Friday, January 30, 2009

Louis XVI: Monarchy Fail



It must have been tough to be a Louis. The pressure of living up to number 14 was probably a lot to deal with. Look at him up there on that horse. What a man. What a SUN KING. Not to mention how awesome those kicks are that he's rockin there.

None of the other Louis-s could come close, and this can clearly be seen in the portraits painted of them. Louis VIV's eldest son, Louis, was nicknamed the Grand Dauphin of France because he was really fat. The eldest son of this Grand Dauphin, known was Louis Duke of Burgandy, brings to mind the Breeding Fail that was Carlos II with his less-than-attractive appearance. Louis XV, Louis XIV's successor, was way too girly. This finally brings us to Louis XVI, who took the throne after Louis XV. He kinda looked like a chubby penguin.

Louis XVI came up pretty darn tootin short of Louis XIV's legacy. The French people were done living within the confines of the brutal Estates system by the time he rolled around. The First Estate Estate (important clergy members, stinkin rich, don't pay taxes) and Second Estate (nobles, stinkin rich, don't pay taxes) were reaping the benefits of their lavish lifestyles while the Third Estate (pesants, artisans, townspeople, etc, stinkin poor, pay all the taxes) were working to provide those benefits for them with very little reward.

We have the Americans to thank for getting this Monarchy Fail started. Without their revolution against Britain and the accompanying French military support, the French throne wouldn't have plunged into a huge debt. After the failure of two consecutive Director-Generals of France (Jacques Necker and Charles Alexandre de Calonne) to solve this financial problem, Louis XVI made a bold move and assembled the Estates General for the first time in 175 years. In doing so, he fundamentally weakened the power of French throne, and our Monarchy Fail had officially begun.

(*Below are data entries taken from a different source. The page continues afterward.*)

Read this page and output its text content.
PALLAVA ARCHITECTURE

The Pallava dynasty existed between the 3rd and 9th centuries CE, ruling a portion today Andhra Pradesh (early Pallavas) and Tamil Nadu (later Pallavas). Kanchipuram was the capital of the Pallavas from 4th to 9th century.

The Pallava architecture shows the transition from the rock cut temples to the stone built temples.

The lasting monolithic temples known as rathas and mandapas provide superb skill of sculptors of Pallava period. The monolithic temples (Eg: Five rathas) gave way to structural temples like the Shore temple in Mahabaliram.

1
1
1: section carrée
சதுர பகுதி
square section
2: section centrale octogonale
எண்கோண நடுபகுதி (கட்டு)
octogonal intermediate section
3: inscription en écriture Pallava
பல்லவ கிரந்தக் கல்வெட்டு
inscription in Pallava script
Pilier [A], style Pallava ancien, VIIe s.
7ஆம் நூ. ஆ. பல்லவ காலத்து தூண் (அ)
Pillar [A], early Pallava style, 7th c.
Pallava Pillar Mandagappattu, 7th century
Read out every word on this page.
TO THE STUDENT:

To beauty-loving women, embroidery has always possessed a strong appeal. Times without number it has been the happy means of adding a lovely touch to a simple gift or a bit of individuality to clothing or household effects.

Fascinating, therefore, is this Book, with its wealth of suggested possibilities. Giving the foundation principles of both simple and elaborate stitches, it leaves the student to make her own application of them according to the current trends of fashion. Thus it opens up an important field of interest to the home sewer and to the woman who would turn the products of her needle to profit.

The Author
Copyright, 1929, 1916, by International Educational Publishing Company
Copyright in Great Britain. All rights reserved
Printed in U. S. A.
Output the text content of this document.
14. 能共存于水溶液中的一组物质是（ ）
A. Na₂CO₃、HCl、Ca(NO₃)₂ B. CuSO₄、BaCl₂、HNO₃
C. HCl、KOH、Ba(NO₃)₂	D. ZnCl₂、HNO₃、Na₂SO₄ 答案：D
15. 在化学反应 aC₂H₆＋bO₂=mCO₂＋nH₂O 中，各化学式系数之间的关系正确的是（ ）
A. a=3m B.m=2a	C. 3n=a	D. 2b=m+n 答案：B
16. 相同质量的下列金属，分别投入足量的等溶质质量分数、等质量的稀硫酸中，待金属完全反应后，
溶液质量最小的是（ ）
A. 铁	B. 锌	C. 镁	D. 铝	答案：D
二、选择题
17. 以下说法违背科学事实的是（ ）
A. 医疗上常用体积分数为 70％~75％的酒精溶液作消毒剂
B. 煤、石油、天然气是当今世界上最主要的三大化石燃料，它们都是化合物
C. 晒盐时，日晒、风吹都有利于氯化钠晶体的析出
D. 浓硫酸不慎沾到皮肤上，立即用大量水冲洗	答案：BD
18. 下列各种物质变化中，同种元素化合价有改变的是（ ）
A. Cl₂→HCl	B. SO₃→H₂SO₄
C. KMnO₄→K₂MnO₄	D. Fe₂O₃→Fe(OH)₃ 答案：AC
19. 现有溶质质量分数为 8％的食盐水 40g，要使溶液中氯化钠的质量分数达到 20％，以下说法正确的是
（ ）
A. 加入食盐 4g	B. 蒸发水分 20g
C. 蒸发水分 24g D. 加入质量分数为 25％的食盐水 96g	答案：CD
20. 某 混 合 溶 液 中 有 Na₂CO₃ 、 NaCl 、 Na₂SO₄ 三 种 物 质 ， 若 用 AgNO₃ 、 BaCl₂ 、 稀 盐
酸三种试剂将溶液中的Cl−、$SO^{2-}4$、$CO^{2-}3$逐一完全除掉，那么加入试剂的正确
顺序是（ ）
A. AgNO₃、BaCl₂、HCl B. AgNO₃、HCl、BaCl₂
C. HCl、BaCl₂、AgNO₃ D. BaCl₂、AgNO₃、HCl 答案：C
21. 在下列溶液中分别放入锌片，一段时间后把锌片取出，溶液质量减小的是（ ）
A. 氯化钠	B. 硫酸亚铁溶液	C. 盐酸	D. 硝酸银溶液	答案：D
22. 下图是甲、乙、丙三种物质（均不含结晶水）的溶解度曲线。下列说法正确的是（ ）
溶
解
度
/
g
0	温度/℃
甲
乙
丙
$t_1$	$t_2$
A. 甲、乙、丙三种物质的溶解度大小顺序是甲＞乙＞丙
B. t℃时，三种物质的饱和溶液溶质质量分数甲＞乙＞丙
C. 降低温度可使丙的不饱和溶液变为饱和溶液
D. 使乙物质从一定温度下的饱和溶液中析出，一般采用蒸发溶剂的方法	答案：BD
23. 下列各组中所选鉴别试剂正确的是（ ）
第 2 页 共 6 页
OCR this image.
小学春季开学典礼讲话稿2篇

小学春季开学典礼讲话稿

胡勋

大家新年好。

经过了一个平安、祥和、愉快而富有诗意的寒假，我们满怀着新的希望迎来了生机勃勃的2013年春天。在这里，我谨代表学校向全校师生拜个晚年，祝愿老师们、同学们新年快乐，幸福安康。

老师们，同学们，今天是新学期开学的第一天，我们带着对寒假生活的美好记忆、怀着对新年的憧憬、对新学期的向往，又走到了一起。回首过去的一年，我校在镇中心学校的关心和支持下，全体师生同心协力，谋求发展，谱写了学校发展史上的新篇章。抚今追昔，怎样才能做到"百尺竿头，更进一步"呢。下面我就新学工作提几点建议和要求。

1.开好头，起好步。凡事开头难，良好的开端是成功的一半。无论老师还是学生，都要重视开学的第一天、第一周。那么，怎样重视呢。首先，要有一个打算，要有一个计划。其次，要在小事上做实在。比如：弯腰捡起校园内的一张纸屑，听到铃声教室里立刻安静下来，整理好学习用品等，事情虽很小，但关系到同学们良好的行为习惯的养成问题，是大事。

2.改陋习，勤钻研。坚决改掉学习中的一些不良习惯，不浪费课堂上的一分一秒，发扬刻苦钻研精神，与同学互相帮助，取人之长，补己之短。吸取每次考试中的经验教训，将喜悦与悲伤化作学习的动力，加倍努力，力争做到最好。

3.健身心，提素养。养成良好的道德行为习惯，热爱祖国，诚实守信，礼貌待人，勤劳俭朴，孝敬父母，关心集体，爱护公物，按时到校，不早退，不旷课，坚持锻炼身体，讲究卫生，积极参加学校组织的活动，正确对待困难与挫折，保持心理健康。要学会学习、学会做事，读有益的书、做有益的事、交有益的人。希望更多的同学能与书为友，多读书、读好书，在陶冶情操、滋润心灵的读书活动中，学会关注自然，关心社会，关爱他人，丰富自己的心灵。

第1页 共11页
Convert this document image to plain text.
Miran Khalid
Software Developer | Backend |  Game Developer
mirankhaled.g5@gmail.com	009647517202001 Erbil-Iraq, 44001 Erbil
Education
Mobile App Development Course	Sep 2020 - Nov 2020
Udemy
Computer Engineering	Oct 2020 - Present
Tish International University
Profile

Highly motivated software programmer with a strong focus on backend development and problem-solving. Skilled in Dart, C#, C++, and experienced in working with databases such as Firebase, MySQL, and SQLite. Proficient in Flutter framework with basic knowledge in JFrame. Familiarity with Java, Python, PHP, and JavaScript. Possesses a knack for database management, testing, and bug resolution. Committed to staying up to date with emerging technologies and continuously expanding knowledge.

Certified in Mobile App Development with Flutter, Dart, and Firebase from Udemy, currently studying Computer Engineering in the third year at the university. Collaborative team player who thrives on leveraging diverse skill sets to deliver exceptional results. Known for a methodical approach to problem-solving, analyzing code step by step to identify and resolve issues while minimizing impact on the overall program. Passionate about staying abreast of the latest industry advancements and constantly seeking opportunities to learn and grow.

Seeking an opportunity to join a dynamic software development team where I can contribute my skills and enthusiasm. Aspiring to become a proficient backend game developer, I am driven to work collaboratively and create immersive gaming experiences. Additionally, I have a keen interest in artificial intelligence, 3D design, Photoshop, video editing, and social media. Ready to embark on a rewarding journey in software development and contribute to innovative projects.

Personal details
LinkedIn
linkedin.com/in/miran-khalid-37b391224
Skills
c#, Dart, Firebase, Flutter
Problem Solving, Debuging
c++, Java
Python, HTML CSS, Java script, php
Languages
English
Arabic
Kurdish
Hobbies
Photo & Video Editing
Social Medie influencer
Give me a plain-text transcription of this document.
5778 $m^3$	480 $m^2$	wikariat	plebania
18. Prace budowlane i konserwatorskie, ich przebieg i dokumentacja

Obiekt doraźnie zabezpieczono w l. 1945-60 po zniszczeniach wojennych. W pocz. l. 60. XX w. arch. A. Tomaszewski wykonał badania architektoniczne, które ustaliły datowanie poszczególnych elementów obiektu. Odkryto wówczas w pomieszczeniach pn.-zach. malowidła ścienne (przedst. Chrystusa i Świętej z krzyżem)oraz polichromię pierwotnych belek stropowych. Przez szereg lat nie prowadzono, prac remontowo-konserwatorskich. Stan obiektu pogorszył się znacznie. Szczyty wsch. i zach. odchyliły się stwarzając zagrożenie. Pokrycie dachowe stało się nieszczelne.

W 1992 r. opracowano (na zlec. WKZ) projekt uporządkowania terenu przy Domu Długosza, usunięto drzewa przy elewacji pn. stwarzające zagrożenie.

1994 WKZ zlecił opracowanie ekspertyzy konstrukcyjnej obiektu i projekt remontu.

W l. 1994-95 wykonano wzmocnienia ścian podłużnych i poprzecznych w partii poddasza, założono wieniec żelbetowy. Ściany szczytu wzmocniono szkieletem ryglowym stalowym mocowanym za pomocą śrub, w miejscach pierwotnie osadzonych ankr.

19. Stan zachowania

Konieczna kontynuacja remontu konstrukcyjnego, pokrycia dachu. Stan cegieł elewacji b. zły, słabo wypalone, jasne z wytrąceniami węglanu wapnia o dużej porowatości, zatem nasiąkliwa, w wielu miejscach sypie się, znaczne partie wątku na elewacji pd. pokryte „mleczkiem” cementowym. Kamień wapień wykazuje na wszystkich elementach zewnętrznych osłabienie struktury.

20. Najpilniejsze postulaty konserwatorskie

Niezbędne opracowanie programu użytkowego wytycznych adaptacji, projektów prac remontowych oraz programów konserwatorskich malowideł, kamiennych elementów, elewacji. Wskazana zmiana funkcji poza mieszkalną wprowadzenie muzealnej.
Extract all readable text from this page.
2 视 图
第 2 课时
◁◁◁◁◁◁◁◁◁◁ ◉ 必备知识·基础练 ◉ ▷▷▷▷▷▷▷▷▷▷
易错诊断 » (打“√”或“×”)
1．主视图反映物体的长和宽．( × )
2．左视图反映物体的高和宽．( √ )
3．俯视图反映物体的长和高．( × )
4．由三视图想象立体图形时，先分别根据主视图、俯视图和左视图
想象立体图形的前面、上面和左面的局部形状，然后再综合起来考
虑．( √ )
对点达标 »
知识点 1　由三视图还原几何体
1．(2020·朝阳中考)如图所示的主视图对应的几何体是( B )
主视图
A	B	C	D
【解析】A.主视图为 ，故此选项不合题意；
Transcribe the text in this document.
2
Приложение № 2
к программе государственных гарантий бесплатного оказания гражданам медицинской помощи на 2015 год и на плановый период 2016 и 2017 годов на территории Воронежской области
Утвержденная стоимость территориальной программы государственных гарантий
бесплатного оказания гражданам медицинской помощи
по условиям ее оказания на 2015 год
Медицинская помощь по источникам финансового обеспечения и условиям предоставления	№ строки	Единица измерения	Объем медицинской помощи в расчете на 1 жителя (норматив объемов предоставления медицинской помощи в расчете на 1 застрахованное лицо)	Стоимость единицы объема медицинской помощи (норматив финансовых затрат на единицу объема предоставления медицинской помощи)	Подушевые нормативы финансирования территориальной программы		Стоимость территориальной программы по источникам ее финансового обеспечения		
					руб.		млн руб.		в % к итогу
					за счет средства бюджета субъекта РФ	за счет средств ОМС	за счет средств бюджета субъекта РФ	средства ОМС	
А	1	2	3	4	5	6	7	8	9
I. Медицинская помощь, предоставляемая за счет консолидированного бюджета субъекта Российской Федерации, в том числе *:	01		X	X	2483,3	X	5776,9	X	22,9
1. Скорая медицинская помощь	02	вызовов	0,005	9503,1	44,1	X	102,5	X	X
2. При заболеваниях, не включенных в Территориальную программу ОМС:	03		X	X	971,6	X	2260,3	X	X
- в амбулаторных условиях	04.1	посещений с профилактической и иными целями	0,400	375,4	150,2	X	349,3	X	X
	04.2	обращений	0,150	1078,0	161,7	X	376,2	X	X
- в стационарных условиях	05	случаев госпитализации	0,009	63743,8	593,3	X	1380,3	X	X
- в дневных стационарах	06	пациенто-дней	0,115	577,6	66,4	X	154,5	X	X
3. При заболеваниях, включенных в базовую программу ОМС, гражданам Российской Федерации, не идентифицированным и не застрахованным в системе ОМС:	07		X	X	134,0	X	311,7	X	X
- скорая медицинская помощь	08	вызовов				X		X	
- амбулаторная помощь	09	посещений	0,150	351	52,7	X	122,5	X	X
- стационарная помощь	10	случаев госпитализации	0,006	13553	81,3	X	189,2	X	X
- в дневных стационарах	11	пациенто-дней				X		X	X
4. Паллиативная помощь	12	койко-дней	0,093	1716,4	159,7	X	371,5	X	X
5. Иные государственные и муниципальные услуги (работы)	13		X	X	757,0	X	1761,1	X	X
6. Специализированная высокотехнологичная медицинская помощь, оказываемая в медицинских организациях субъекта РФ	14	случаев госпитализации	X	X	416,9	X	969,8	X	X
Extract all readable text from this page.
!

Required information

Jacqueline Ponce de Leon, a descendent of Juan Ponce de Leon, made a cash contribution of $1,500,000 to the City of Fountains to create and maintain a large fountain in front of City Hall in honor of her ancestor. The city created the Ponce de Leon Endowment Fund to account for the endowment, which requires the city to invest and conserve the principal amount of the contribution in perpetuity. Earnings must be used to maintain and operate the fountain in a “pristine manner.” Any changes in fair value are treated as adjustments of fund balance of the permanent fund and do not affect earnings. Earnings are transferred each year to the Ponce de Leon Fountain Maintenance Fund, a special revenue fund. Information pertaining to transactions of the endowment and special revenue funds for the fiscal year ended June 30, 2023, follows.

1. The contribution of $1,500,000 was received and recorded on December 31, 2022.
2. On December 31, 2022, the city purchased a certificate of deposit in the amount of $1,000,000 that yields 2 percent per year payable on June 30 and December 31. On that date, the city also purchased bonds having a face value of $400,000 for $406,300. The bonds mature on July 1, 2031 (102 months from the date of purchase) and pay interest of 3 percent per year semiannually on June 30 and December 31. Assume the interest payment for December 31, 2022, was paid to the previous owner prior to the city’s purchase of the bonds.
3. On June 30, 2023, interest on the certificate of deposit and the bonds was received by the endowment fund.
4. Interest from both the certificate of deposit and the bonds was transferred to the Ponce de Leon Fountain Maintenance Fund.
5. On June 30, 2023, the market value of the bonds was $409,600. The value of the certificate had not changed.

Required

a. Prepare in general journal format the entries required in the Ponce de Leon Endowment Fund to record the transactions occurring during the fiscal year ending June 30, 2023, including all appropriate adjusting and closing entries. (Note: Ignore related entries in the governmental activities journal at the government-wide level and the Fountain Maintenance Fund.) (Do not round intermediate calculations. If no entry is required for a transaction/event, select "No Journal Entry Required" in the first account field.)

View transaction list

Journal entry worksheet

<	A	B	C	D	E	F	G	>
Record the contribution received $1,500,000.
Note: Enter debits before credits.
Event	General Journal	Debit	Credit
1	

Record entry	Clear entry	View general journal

The angry Third Estate seized this chance to finally break out of their oppressed state. However, their calls for voting by each individual of the parliament went unheeded, and voting by Estate was heeded instead. Lots heeding was going on. Instead of giving up, the Third Estate delegates heeded on over to a Tennis Court, declared themselves the National Assembly, and promised to keep meeting until they had written up a new constitution for France. Shortly after, an unexpected win by the underdog Parisian mob during a revolt at the Bastille legitimized the Third Estate as a dangerous political force. Louis XVI was now forced to recognize the National Assembly, and the Monarchy Fail gathered some speed. The new constitution that France ended up with didn't please everybody, however, and a new, more radical political group named the Jacobins rose in power. The National Assembly set up the Legislative Assembly as the new government of France in 1791 only to have it overthrown by these new radicals, and their first order of business brings us back to Louis XVI for this Monarchy Fail's grand finale.

It's regicide time, y'all! The Jacobins had set up the National Convention as the new government, and two political associations had formed within it. The Mountain faction supported Louis's execution, while the Girondon faction supported the opposite. Needless to say, the Monarchy Fail was complete when the people of France rejoiced in seeing Louis's head swing right off his body.